Editor’s Notebook: A Strange Alchemy

 

May / June 2006

Editor’s Notebook


A Strange Alchemy

Prague was the European center of alchemy in the Middle Ages and, in April, was the host city for a conference that featured experiments in the application of alchemy to healthcare improvement. Or so it seems in retrospect.

The 11th European Forum on Quality Improvement in Healthcare was co-sponsored by the Institute for Healthcare Improvement (IHI) and the BMJ Publishing Group. It brought together approximately 1,000 people from 49 countries for 3 days of educational sessions: stimulating plenaries, interactive small-group sessions, extensive poster presentations, and lively conversation at meals and receptions.

The Forum was exceptionally inspiring, with a palpable rise in energy among attendees as the conference progressed (how often does that happen?) and an unusual degree of meaningful interaction among attendees. There was a surprisingly creative vibe to this conference. Jenny Kowalczuk, associate editor of www.saferhealthcare.org.uk, made the analogy to alchemy in her blog about the conference on the BMJ Web site (www.bmjjournals.com):

But the Forum is not an easy place to hang out if you find it difficult to think laterally… It is a meeting point for many people with many agendas at many different levels of influence. But a strange alchemy did occur last week—amongst all the diversity of knowledge, experience and systems, a quiet realization grew—of order from chaos, consensus from cacophony.
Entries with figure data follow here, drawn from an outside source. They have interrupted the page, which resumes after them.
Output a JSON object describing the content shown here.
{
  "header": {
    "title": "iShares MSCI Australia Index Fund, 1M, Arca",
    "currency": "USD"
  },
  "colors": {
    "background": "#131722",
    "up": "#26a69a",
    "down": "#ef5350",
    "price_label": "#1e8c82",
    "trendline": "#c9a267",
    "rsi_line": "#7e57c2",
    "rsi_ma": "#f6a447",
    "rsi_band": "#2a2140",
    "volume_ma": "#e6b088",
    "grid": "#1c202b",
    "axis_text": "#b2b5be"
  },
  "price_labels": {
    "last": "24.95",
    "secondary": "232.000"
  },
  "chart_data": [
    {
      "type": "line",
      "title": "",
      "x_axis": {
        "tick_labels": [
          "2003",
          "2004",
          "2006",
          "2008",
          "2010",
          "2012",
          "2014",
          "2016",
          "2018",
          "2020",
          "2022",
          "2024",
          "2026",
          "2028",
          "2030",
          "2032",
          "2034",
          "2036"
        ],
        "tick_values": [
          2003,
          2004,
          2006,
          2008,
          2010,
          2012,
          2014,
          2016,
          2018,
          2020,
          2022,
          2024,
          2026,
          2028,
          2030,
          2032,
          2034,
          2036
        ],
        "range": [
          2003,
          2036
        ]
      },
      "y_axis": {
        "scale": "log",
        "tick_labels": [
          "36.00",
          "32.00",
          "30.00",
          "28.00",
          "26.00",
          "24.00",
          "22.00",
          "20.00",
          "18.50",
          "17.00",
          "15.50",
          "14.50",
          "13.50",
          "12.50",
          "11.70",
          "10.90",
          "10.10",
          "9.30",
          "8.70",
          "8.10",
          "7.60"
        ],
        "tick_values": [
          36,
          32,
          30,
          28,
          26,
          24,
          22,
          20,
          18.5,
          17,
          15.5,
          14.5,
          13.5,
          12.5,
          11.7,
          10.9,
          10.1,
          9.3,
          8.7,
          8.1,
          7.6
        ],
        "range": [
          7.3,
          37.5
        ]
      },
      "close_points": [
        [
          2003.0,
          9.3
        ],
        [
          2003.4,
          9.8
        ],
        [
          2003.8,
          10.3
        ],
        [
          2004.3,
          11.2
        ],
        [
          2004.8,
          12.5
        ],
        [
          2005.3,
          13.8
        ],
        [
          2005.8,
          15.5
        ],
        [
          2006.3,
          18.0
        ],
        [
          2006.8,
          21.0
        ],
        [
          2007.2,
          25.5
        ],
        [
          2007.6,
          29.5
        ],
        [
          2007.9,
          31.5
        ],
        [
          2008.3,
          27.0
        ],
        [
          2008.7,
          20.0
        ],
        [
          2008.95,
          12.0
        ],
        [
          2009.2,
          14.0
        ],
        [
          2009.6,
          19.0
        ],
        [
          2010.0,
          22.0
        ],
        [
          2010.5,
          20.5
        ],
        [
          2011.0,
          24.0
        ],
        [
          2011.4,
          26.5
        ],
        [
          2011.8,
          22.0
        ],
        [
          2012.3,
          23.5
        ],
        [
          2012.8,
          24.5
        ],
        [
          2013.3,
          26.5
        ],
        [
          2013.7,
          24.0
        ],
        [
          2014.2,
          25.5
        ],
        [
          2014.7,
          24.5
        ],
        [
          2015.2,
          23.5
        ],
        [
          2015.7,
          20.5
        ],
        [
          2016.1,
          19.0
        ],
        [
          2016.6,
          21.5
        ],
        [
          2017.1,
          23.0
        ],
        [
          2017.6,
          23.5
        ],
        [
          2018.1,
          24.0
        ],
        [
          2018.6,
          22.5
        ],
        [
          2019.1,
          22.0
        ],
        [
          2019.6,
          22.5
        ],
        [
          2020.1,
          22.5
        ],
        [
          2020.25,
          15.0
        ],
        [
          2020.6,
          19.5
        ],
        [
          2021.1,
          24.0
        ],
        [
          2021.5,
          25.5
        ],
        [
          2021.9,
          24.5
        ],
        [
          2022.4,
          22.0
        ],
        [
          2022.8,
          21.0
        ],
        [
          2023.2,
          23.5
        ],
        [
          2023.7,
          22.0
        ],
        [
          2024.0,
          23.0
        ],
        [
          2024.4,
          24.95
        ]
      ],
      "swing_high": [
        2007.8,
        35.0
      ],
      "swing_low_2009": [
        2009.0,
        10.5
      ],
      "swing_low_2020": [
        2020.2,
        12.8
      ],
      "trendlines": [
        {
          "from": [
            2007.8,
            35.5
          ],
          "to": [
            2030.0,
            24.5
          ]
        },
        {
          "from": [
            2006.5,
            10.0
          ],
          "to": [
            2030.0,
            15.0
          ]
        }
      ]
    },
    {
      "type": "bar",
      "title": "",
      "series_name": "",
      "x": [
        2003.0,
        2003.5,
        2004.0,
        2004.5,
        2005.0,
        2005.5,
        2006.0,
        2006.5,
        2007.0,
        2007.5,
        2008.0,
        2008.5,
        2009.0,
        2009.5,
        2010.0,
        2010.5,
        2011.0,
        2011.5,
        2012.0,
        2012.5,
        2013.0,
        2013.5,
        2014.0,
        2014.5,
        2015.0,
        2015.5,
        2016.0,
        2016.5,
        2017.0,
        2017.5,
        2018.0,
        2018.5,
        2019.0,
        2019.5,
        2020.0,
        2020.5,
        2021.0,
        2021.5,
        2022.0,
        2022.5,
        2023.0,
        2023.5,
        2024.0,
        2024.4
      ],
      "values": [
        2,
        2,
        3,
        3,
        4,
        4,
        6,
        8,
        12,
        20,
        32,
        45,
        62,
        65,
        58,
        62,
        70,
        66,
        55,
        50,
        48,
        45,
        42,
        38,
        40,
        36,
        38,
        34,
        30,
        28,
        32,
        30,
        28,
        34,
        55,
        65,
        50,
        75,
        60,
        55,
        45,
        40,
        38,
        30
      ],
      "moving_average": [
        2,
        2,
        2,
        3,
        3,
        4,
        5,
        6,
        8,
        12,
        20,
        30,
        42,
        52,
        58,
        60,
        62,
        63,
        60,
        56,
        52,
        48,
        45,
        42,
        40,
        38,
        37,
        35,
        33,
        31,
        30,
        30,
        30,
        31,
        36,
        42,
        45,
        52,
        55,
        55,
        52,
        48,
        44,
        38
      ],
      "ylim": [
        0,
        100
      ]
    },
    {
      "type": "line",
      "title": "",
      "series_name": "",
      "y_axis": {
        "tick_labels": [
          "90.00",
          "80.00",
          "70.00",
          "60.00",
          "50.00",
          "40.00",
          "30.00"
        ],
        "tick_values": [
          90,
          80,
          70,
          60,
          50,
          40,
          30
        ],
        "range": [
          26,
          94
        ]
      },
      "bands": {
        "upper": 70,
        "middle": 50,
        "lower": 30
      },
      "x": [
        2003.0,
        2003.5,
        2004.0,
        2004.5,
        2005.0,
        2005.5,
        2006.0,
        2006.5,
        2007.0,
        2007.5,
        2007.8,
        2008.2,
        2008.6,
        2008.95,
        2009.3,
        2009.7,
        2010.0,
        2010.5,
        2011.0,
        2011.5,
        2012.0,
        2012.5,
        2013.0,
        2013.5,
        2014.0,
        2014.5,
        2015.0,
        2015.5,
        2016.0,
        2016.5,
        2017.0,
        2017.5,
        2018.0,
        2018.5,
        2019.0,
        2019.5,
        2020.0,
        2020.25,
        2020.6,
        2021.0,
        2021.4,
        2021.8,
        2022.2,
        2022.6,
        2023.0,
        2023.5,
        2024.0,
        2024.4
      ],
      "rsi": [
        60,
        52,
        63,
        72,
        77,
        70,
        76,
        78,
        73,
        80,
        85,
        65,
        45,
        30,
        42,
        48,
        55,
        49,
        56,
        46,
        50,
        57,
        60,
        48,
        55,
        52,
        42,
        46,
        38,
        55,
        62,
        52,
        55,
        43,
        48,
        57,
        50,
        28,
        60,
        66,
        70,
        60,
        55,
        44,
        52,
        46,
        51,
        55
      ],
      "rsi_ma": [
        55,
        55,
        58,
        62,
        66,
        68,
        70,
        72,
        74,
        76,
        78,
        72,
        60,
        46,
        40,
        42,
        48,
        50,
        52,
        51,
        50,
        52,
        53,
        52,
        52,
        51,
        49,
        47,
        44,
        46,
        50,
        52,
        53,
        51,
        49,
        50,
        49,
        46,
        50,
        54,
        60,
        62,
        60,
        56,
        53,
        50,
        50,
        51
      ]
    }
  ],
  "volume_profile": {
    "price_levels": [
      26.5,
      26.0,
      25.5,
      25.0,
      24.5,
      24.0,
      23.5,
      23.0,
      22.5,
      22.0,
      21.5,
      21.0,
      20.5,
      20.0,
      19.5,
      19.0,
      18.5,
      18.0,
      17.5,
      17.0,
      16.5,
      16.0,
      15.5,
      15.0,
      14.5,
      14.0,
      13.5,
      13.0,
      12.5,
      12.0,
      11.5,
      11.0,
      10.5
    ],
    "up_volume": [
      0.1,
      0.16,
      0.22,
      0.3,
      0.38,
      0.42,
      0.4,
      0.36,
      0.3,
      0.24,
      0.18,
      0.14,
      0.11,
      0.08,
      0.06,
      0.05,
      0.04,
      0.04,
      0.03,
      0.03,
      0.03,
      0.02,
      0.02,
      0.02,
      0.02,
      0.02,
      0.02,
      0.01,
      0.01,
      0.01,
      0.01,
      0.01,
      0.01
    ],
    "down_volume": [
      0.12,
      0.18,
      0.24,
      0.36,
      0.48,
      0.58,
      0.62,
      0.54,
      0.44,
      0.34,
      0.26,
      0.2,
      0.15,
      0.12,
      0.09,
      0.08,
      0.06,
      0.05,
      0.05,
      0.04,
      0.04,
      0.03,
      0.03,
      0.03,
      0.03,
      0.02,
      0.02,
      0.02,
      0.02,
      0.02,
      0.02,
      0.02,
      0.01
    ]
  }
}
That sense of order and consensus grew as we heard local success stories from healthcare organizations spread across the globe, which affirmed a shared purpose. The overall effect was to promote optimism for meaningful change, with recognition of the difficulties ahead. In his opening plenary, Don Berwick, president and CEO of IHI, set the agenda, which he calls “spread.” How can all interested parties participate in “scaling up” improvement efforts—applying lessons learned in limited settings throughout larger organizations. There is no one answer—in his plenary, Berwick offered five different approaches to scaling up—and the contributions of many will be required for success. The kind of “strange alchemy” that happened at the European Forum, while difficult to anticipate or plan for, will help.